3- Geçmişten günümüze Türk Arap Atçılığı.
4- Türk Arap atının bilinen özellikleri nelerdir ?
5- Türkiye'ye yurt dışından getirilen en önemli Arap aygırı hangisidir ?

TÜRK ARAP ATININ TARİFİ;
Diyelimki karşınıza bir Arap atını aldınız..; İlk bakışta yüzde ilginizi çekecek olan mühteşem, güzellikleri ile sizi etkileyecek, iki göz ile başlayalım.
Oldukça iri ve göz çevresindeki genetik yapıdan gelen sürmeli bu güzel ve manalı bakışlı safkanların yanak yapılarıda diğer türlere göre etli ve dolgundur. Hafif yukarıya kalkık burun yapısı ile yüzündeki asil görüntü hemen farkedilir. Sanırım bu, Türk Arap Atını anlatırken yapacağımız tarifteki en önemli faktörtlerdendir.. Sonrasında boynundan beline kadar, orantılı ve dengeli beden yapısı oldukça dayanıklı ve estetik bir görünümdeki bu safkanların önemli özelliklerindendir. Kuyrukları uzun ve oldukça sık tüylüdür,hafifçe havada kavis çizer ve genel görüntüde arka bacakları üzerinde kalkık şekilde bir görüntü verir. Oldukça güçlü ve sağlam yapıdaki sağrıları ve geniş göğüsleri vardır. Ayak bilekleri ince tabanları geniş ve maya yapıları ise çok dayanıklıdır.

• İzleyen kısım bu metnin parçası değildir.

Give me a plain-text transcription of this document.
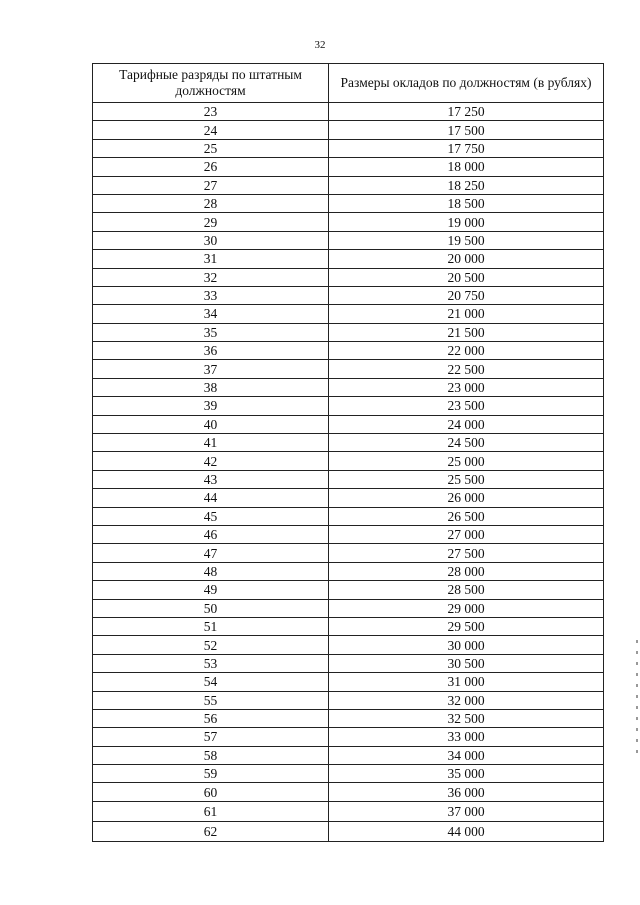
32
Тарифные разряды по штатным должностям	Размеры окладов по должностям (в рублях)
23	17 250
24	17 500
25	17 750
26	18 000
27	18 250
28	18 500
29	19 000
30	19 500
31	20 000
32	20 500
33	20 750
34	21 000
35	21 500
36	22 000
37	22 500
38	23 000
39	23 500
40	24 000
41	24 500
42	25 000
43	25 500
44	26 000
45	26 500
46	27 000
47	27 500
48	28 000
49	28 500
50	29 000
51	29 500
52	30 000
53	30 500
54	31 000
55	32 000
56	32 500
57	33 000
58	34 000
59	35 000
60	36 000
61	37 000
62	44 000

TÜRK ARAP ATININ KOŞU ANINDAKİ GÖRÜNÜMÜ
Arap atı dört nala koşmaya başladığında yerden sıçramakta ve uzaktan bakıldığında zıplayarak koştuğu gözlerden kaçmamaktadır. Bu özellikleri Arap atlarının genetik özelliklerindendir. Yaradılış olarak Çöl atı olmalarından kaynaklı bu özellik kum üzerinde batmadan yol almalarını sağlamaktadır. Yarışlarda kullanılmakta olan Türk Arap atlarının geçmişteki birçok özelliğini kaybettiği söylenebilir. Bunun en önemli sebebi olarak, bu safkanların yetiştirilmesi sırasında tamamen yarışmaya odaklanılması nedenindendir.

ARAP ATI NEDEN DAHA ÇOK TERCİH EDİLİYOR ?
Türk atçılığın da Avrupa hatta birçok Arap ülkesinin yarış için tercih etmediği bir tür olan ARAP atı neden tercih edilmektedir ? Az önceki satırlarımızın sonunda sizlerle paylaştığımız üzere ARAP' atları bizim ülkemizde yalnızca Düz yarış diye bilinen, flat yarışlarda kullanılırken, söz konusu arıkanların diğer safkanlara oranla, daha az sakatlanma olasılıkları olduğu, yarış yaşamlarının daha uzun olduğu ve ülkemizde bu tür safkanlara çok sayıda yarış yapılması ve bakımlarının çok daha kolay olması nedenler olarak sayılabilir.

ARAP ATI DÜNYADA NASIL KULLANILIYOR ?
Arap safkanları Atçılık ile uğraş veren birçok Avrupa ve Arap ülkesinde Az sayıda da olsa Flat yarışlar dışında, farklı türdeki yarışlarda kullanılmaktadır. Endurance olarak bilinen kros yada maraton diyebileceğimiz, dayanıklılık ve mukavemet türü yarışlarda Arap atlarının katılım gösterdiği görülmektedir. Belkide Türkiye dışında birçok ülkede büyük ilgi gören Arap atı güzellik yarışması Arap atlarının katıldığı en ciddi katılımlı yarışmadır. 1933 yılında Türkiye'den de Fransa da yapılan Arap atı güzellik yarışmalarında Hem dişi, hem erkek atlar katagorisinde katılım olmuş ve atlarımız birinci olarak bu yarışmadan ayrılmışlardır.
Malatya'nın Sultansuyu harasından iki arap atı 1933 yılında Fransa’ya yollanmıştır. ŞUVEYME ve SEKLAVİ isimli safkanlar yarışmayı, birinci olarak bitirmiştir.Dönemin Gazetelerinde haftalarca anlatılan bu önemli atçılık olayı, yaşadığımız dönemde de yapılmakta, ancak Türkiye'den katılım yapılmamaktadır.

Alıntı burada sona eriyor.